„Stara Słaboniowa i spiekładuchy” recenzja

Estimated read time 2 min read

Tytuł: „Stara Słaboniowa i spiekładuchy”
Autor: Joanna Łańcucka


To arcyciekawa opowieść – a właściwie zbiór mocno związanych ze sobą opowiadań. Książka łączy magię słowiańskiej mitologii z katolicką naturą mieszkańców małej wsi.

Capówka – wieś w której dzieje się akcja Słaboniowej sprawia wrażenie idyllicznej wsi. Jednak… Pod przykrywką spokojnego, wiejskiego życia kotłują się mroczne żądze, ludzka podłość, okrucieństwo, nienawiść, zdrada i słowiańskie upiory. Gdy w Capówce zaczyna się źle dziać, pojawia się Zmora, Strzyga, Południca, Poroniec, czy Kozieł lub krzątające się po domach niebożątka, chowańce – to mieszkańcy wioski po pomoc udają się do Słaboniowej, żeby poradziła, co zrobić. Tytułowa Słaboniowa to kobieta w podeszłym wieku. Zielarka, znachorka, szeptucha być może nawet „Ta, która wie” (ciekawostka: Słowo „wiedźma” wywodzi się ze staroruskiego „wiedma” i oznacza: „ta, która wie”.)

Autorka maluje ciekawy obraz polskiej wsi i mentalności jej mieszkańców. Mieszkańcy posługują się tutaj gwarą, to świetny zabieg, duży atut w odbiorze dla czytelnika, który nie miał nigdy do czynienia z podobnym słownictwem. Dla tego zaś, który do czynienia z takim językiem miał wywołuje miłe wspomnienia z czasów dzieciństwa spędzonych u Dziadków na wsi. Język taki znakomicie wprowadza w nastrój i klimat zaściankowej, wyludnionej prawie wsi. Całość w moim odbiorze ma klimat mrocznej baśni.

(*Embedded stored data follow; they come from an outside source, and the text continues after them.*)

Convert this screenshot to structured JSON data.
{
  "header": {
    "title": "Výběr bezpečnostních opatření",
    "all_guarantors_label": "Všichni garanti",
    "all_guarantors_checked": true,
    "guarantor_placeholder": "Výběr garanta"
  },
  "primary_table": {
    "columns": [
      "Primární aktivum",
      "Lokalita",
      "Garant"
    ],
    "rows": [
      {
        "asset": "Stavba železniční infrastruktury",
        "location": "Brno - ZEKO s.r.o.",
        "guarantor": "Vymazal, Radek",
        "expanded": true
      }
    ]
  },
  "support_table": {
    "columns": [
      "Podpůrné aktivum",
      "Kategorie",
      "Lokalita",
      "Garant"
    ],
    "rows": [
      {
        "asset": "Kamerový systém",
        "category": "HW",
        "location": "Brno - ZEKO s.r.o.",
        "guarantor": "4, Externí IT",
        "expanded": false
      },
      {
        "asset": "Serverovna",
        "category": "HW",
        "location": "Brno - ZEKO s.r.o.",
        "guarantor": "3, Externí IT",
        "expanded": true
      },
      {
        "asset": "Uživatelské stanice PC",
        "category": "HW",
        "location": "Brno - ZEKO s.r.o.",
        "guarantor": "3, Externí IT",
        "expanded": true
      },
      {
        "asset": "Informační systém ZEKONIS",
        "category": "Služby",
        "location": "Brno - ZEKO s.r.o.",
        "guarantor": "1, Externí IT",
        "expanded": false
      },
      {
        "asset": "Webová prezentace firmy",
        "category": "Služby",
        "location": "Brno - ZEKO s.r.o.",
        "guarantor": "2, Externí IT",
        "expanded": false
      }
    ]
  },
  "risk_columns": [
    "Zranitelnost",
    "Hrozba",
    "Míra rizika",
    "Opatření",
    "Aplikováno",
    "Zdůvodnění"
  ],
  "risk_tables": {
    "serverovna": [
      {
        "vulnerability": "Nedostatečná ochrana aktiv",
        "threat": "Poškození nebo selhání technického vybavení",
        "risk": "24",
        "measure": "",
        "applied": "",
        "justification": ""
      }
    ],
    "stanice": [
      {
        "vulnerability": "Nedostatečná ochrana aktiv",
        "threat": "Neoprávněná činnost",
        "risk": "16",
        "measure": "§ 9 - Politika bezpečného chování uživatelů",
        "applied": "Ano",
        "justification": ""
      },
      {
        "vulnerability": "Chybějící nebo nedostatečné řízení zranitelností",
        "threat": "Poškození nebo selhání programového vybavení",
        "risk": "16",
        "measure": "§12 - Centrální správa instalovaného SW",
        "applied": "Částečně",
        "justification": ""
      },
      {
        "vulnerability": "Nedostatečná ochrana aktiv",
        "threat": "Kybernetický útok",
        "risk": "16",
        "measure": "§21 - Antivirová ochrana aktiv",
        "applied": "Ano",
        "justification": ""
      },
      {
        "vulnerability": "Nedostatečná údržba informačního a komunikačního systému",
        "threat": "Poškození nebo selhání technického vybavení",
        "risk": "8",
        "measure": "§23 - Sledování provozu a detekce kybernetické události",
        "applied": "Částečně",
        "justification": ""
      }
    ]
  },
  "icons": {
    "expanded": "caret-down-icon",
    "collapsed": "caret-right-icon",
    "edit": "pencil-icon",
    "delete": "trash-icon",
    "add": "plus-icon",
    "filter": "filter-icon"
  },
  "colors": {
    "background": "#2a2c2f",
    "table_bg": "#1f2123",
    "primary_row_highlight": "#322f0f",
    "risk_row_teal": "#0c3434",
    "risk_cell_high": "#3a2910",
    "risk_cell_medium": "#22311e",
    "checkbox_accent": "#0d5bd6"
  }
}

„Stara Słaboniowa i spiekładuchy” to bardzo wciągająca, momentami zaskakująca, nieco wulgarna baśń o naturze ludzkiej i wartościach jakie cenimy. Pokazuje, że niejednokrotnie gorsi od potworów są ludzie. Jest pięknie osadzona w demonologii słowiańskiej. Naprawdę warto.

No i dowiesz się skąd się wziął i czemu służy zwyczaj wiązania czerwonej wstążki na wózku/łóżeczku niemowlaka.